The Reserve Bank’s Philip Lowe used his maiden speech as deputy governor yesterday to point to “a chain that links the investment boom in the Pilbara and in Queensland to the increase in spending at cafés and restaurants in Melbourne and Sydney”.
Day-to-day the transmission mechanism could be hard to see.
“It starts with the high terms of trade that have pushed up the Australian dollar,” Dr Lowe told the Committee for Economic Development of Australia. “In turn, the prices Australians pay for many manufactured goods are, on average, no higher than they were a decade ago, despite average household incomes having increased by more than 60 per cent.”
“The stable prices for many goods, combined with strong disposable income growth means there is more disposable income to be spent on services in the cities and towns far from where the resources boom is taking place.”
At the same time the high dollar was hurting the manufacturing, tourism and education sectors, as well as some parts of agriculture and more recently some business services sectors.
The net effect was hard to judge... The Bank was “carefully examining every piece of data that comes in for insight”.
Asked whether the mining boom would be transitory, leaving Australian industry hollowed out, Dr Lowe said he could make a plausible case that the mining boom would be “very long-lasting”.
“The process of development of those very large and populous countries of Asia is going to take many many decades and Australia has the resources to supply those needs over many decades.

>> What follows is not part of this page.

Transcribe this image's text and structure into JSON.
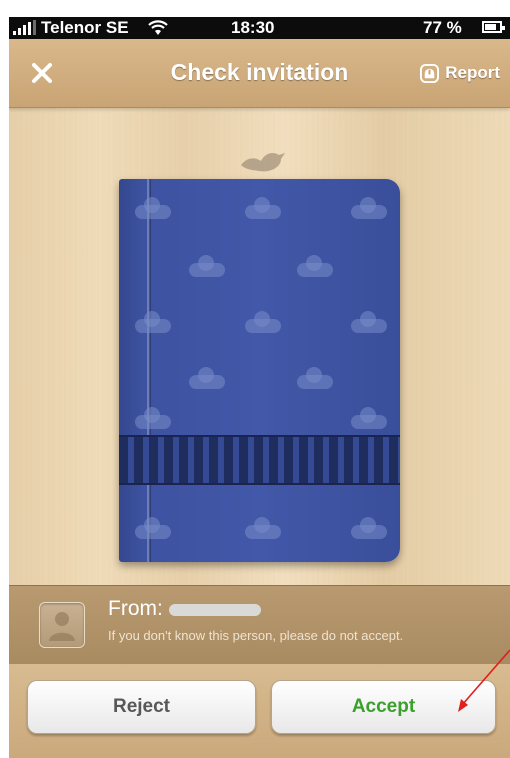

If that is the case, the Australian economy has to go through some structural adjustment and it will be quite long lasting.”
“My sense is that from an overall perspective we are not losing the skills that that will make us competitive in the medium term.”
Moves by the big banks to push up interest rates independently of the Reserve did not threaten its ability to wield monetary policy. It targeted the overall level of rates charged rather than its cash rate and could keep adjusting the cash rate until it got the overall level it wanted.
By and large Australia was well served by the media in its reporting of economic issues. But reporting on Asia was not as strong as it should be. Second-tier data out of the United States was “breathlessly reported” but Chinese industrial production data was hard to find.